Help me understand why differentiability at one point allows us to establish such an inequality. It seems to use the mean value theorem, but it requires that the function be differentiable over the interval.

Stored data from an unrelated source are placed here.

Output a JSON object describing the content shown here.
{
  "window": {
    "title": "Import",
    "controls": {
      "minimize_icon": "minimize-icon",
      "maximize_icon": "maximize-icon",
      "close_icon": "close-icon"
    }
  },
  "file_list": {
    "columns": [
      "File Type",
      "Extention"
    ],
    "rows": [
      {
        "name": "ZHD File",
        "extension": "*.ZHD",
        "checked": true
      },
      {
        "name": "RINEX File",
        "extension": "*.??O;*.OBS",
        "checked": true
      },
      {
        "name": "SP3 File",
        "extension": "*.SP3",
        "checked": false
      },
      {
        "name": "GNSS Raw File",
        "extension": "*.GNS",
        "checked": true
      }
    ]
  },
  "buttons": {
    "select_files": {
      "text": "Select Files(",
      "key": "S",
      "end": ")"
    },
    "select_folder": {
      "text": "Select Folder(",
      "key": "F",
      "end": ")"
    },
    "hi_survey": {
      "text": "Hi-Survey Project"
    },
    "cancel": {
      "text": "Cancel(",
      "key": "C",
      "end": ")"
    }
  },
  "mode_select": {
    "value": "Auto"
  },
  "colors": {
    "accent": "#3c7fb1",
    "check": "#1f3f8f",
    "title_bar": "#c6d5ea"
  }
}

And it’s still not clear how exactly to apply it here
One way to see this is as follows, if $g$ is assumed to be continuous on the compact interval $[x_0 - \pi, x_0 + \pi]$:
Since $g$ is differentiable at $x_0$, we have: $$\frac{g(x_0 - t) - g(x_0)}{-t} \xrightarrow[t \to 0]{} g'(x_0) \in \mathbb{R}$$ In particular, there exists $\delta > 0$ such that: $$\forall t \in (-\delta, \delta),\quad \left|\frac{g(x_0 - t) - g(x_0)}{-t} - g'(x_0)\right| \leq 1$$ Hence, since $|x - y| \geq \big||x| - |y|\big|$ for any reals $x$ and $y$: $$\forall t \in (-\delta, \delta),\quad \left|\left|\frac{g(x_0 - t) - g(x_0)}{-t}\right| - \left|g'(x_0)\right|\right| \leq 1$$ Which then provides: $$\forall t \in (-\delta, \delta),\quad \left|\frac{g(x_0 - t) - g(x_0)}{-t}\right| \leq \left|g'(x_0)\right| + 1$$ On the other hand, the function $t \mapsto \frac{g(x_0 - t) - g(x_0)}{-t}$ is well-defined and continuous on $[-\pi, \pi] \setminus (-\delta, \delta)$ which is compact, thus is bounded by some $M > 0$, which means that: $$\forall t \in [-\pi, \pi], \quad \left|\frac{g(x_0 - t) - g(x_0)}{-t}\right| = \frac{|g(x_0 - t) - g(x_0)|}{|t|} \leq C := \max(|g'(x_0)| + 1, M)$$ From there we can derive the desired result since: $$\begin{split}|\sigma_N(g)'(x_0)| &= \left|\int_{-\pi}^\pi F_N'(t)(g(x_0 - t) - g(x_0))\mathrm{d}t\right|\\ &\leq \int_{-\pi}^\pi \big|F_N'(t)(g(x_0 - t) - g(x_0))\big|\mathrm{d}t\\ &\leq \int_{-\pi}^\pi \left|F_N'(t)\right| \cdot C|t| \mathrm{d}t\end{split}$$